Elle ne décrit pas néanmoins son acte de rébellion ce jour-là comme prémédité. Elle n’avait pas décidé avant de monter dans le bus qu’elle ne lèverait pas, bien qu’il y ait eu des cas d’autres personnes soutenues par la NAACP dans des situations similaires.

Son geste semble s’inscrire dans la continuité de tous les évènements décrits auparavant dans son autobiographie : les humiliations et la violence déjà subie par sa famille et ses proches, son engagement militant.

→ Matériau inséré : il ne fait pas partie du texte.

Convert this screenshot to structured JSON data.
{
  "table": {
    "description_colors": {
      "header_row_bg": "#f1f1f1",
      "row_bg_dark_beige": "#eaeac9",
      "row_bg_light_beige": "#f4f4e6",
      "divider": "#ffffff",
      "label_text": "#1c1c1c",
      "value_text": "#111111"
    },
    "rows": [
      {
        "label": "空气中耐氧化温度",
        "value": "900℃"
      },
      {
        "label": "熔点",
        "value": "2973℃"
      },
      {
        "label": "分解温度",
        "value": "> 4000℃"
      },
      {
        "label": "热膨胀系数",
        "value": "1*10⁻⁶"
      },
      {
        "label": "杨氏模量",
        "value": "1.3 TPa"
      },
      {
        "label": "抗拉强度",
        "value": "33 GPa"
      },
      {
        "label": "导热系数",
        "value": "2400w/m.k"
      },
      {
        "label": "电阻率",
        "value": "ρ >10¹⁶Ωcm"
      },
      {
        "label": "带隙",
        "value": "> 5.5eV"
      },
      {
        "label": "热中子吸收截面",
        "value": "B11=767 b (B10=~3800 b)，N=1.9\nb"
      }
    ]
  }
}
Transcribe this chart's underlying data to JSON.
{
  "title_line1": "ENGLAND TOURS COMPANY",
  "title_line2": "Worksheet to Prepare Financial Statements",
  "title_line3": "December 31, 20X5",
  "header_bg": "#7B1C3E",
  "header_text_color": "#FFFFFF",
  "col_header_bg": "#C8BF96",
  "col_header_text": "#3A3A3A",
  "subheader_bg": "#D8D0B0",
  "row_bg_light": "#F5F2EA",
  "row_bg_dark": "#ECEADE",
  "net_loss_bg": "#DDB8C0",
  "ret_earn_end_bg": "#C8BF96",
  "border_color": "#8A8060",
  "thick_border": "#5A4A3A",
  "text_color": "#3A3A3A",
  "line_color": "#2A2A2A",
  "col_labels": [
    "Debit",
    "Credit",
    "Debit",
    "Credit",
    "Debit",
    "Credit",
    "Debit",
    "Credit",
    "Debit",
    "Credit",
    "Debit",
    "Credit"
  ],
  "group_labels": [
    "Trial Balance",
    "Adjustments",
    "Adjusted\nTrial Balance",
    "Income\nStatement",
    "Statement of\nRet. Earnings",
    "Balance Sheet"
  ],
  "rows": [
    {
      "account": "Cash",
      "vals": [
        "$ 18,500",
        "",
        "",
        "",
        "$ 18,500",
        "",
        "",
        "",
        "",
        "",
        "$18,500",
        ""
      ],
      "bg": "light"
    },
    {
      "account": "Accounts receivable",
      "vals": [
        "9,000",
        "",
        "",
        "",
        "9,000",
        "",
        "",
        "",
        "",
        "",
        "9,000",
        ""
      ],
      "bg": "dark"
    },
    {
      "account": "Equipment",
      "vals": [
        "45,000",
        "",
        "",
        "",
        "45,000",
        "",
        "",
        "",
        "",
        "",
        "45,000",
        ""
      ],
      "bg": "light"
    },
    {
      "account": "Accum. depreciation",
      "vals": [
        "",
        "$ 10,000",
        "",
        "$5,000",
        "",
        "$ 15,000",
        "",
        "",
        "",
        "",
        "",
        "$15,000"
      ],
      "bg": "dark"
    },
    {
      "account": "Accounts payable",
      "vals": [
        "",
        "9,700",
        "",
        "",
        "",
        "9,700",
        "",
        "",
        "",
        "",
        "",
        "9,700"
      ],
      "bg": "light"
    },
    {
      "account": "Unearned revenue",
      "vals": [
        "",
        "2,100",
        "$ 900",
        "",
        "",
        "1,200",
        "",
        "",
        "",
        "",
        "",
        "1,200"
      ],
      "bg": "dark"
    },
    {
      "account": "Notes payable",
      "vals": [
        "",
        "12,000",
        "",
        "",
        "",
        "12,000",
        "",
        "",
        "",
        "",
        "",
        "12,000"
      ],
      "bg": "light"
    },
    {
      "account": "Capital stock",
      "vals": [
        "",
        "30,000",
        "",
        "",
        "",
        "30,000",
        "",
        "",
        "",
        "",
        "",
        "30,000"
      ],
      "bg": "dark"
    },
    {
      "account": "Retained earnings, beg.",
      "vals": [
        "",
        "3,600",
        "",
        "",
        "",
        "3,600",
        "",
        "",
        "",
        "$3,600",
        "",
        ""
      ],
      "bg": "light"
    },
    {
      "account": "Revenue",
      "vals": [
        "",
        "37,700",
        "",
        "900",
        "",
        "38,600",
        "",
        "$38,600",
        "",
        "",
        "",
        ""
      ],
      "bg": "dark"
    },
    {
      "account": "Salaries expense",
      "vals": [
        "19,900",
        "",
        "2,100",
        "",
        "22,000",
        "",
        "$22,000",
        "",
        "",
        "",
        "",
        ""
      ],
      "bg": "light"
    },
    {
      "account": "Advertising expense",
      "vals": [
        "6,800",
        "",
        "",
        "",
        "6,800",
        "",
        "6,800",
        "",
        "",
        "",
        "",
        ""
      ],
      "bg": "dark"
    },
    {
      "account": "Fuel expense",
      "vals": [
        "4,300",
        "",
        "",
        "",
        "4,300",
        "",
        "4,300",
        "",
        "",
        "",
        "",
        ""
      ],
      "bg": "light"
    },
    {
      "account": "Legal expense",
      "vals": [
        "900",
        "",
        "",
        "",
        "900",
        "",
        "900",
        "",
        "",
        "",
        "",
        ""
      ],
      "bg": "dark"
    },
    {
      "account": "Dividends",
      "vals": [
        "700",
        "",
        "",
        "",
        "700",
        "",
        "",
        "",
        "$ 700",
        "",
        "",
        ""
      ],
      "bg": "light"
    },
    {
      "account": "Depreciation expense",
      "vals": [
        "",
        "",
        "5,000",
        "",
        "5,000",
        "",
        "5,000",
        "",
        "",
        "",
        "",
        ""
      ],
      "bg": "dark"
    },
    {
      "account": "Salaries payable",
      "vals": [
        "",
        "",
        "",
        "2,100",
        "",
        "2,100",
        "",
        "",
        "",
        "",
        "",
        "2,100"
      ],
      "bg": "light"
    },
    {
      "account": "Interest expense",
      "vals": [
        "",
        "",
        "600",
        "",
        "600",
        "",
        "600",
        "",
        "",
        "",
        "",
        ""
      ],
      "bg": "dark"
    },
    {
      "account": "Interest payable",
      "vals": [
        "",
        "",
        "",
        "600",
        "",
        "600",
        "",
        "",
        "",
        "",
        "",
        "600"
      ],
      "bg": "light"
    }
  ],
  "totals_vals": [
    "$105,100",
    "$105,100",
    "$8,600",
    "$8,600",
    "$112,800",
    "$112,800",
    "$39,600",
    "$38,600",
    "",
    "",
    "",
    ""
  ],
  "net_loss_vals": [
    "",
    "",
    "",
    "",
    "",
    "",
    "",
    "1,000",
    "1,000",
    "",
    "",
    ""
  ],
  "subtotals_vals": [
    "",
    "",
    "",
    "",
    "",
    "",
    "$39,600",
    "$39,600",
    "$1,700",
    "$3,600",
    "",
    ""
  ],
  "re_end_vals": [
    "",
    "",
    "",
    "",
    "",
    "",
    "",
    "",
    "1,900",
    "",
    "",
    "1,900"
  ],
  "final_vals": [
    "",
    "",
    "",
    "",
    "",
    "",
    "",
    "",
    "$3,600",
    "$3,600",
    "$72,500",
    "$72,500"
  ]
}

Il y a pourtant ici une rupture, une bifurcation. Pas seulement dans la réception de ce fait qui deviendra sous l’effet d’actions militantes un évènement historique. Le fait de ne pas se lever, n’est pas en soi un évènement historique. Il faut par la suite toute un travail militant pour le transformer en évènement date de l’histoire de la lutte pour les droits civiques.

Néanmoins, il s’agit bien d’un évènement dans la vie de Rosa Parks, avant d’avoir été un évènement historique. Elle sait qu’elle va être arrêtée et envoyée en prison, et l’assume. C’est là que surgit la rupture. Elle n’avait pas prémédité son geste, puis elle est confrontée à une situation. Elle peut se lever ou pas. Elle refuse de se lever. Elle sait qu’elle va être envoyée en prison. C’est ce moment de basculement qui est singulier.